"Worldwide, 3.6 million people have been killed in wars since 1990, many in the fifty-five civil wars during that period. Nearly half of the dead have been children, 'reflecting the fact that civilians have increasingly become the victims in contemporary conflicts.' Carol Bellamy, executive director of the United Nations Children's Fund, witnesses 'the many ways conflict affected the lives of children — in Ugandan villages where they are abducted by rebels; in Congo, where they are systematically raped as a weapon of war; and in Iraq, where school enrollment has increased but so has malnutrition.'

"In a personal communication, Vietnam War air force veteran Jim Helt writes:

" 'For me "collateral damage" is one of the most insidious phrases in the English language. At first brush it seems rather innocuous, but it means dead and wounded noncombatant women, children, men, elderly. It sanitizes death. I imagined the terror a typical family living in an apartment in Baghdad would experience.

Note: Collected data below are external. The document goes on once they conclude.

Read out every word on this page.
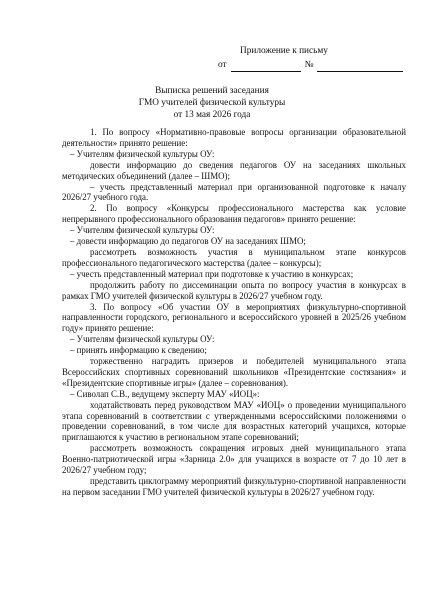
Приложение к письму
от	№
Выписка решений заседания
ГМО учителей физической культуры
от 13 мая 2026 года

1. По вопросу «Нормативно-правовые вопросы организации образовательной деятельности» принято решение:

‒ Учителям физической культуры ОУ:

довести информацию до сведения педагогов ОУ на заседаниях школьных методических объединений (далее – ШМО);

‒ учесть представленный материал при организованной подготовке к началу 2026/27 учебного года.

2. По вопросу «Конкурсы профессионального мастерства как условие непрерывного профессионального образования педагогов» принято решение:

‒ Учителям физической культуры ОУ:

‒ довести информацию до педагогов ОУ на заседаниях ШМО;

рассмотреть возможность участия в муниципальном этапе конкурсов профессионального педагогического мастерства (далее – конкурсы);

‒ учесть представленный материал при подготовке к участию в конкурсах;

продолжить работу по диссеминации опыта по вопросу участия в конкурсах в рамках ГМО учителей физической культуры в 2026/27 учебном году.

3. По вопросу «Об участии ОУ в мероприятиях физкультурно-спортивной направленности городского, регионального и всероссийского уровней в 2025/26 учебном году» принято решение:

‒ Учителям физической культуры ОУ:

‒ принять информацию к сведению;

торжественно наградить призеров и победителей муниципального этапа Всероссийских спортивных соревнований школьников «Президентские состязания» и «Президентские спортивные игры» (далее – соревнования).

‒ Сиволап С.В., ведущему эксперту МАУ «ИОЦ»:

ходатайствовать перед руководством МАУ «ИОЦ» о проведении муниципального этапа соревнований в соответствии с утвержденными всероссийскими положениями о проведении соревнований, в том числе для возрастных категорий учащихся, которые приглашаются к участию в региональном этапе соревнований;

рассмотреть возможность сокращения игровых дней муниципального этапа Военно-патриотической игры «Зарница 2.0» для учащихся в возрасте от 7 до 10 лет в 2026/27 учебном году;

представить циклограмму мероприятий физкультурно-спортивной направленности на первом заседании ГМО учителей физической культуры в 2026/27 учебном году.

They awake at night to the sound of bombs falling on their city. They see fireworks in the sky, but not friendly fireworks! This goes on night after night. This so-called attack for liberation angers them. It will foster anti-American feelings and it will breed a new generation of terrorists.'

"The technology of destruction has progressed so far that, even if a combatant or civilian survives physically unscathed, he or she is bound to be gravely impacted by the terror it evokes. Richard Gabriel, a former intelligence officer in the Pentagon's Directorate of Foreign Intelligence and an expert on combat psychiatry, states, 'War has simply become too stressful for even the strongest among us to stand for very long.' Every participant in modern war inevitably experiences some degree of psychological, moral, or spiritual breakdown. William Manchester, a marine veteran of the Pacific theatre in World War II, comments regarding combatants in particular, 'No man in battle is really sane. The mind-set of the soldier on the battlefield is a highly disturbed mind, and this is an epidemic insanity which afflicts everybody there, and those not afflicted by it die very quickly.' Gabriel says bluntly:

" 'The simple fact is that men are crushed by the strain of modern war . . . All men are at risk of becoming psychiatric casualties and, in fact, most men will collapse given enough exposure to battle stress. There is no such thing as getting used to combat .. . . Studies of World War II soldiers revealed that about 2 percent [did] not collapse. But these men were already mad, for most of them were aggressive psychopathic personalities before they entered battle. It is only the sane who break down.'

"The archetypal dimensions of war — legends of heroic deeds, divine mentoring of the warrior inspired by elders, and battle conditions where these patterns could be lived out sufficiently to shape the soul — have been handed down through the generations to our present day. Yet modern conditions make the realization of these ancient and proven archetypes anachronistic, if not impossible. In modern war, combatants cannot become larger-than-life heroes. Rather, they are miniscule globules of armed protoplasm hurled at enemies in uncountable numbers. Massive death numbers, a scorched earth policy, and the technological weaponry to accomplish both are the hallmarks of modern war.

"In the moral and spiritual vacuum caused by this much destruction, the only meaning that remains is mere survival. And survival, now reduced to an accident in the midst of global carnage, is laden with a sense of unworthiness and guilt. As Manchester said about the battle for Okinawa during World War II, 'The fact remains that more than seventy-seven thousand civilians died here during the battle, and no one comes out of a fight like that with clean hands.' Under such conditions, the ancient mythic heroism, spirituality, and initiatory values of warfare are canceled out.

"Yet the mythic dimensions of war remain very much with us as universal patterns in the human psyche that we attempt to replicate in every epoch of history. Young men, and now women, too, still march off as individual combatants striving to live out the model of the mythic warrior-hero. Whether enlisted as recruits for official or paramilitary, military or insurgent, guerilla or terrorist forces, they are taught, and still believe, that their wills, values, and small arms can stand as Excaliburs against evil. But into what kind of arena do they carry their patriotism and their impulse for heroism and initiation? We are trapped in a terrible tension between the soul's craving for realization of the warrior archetype and the realities of a warfare that devastates the soul who seeks it."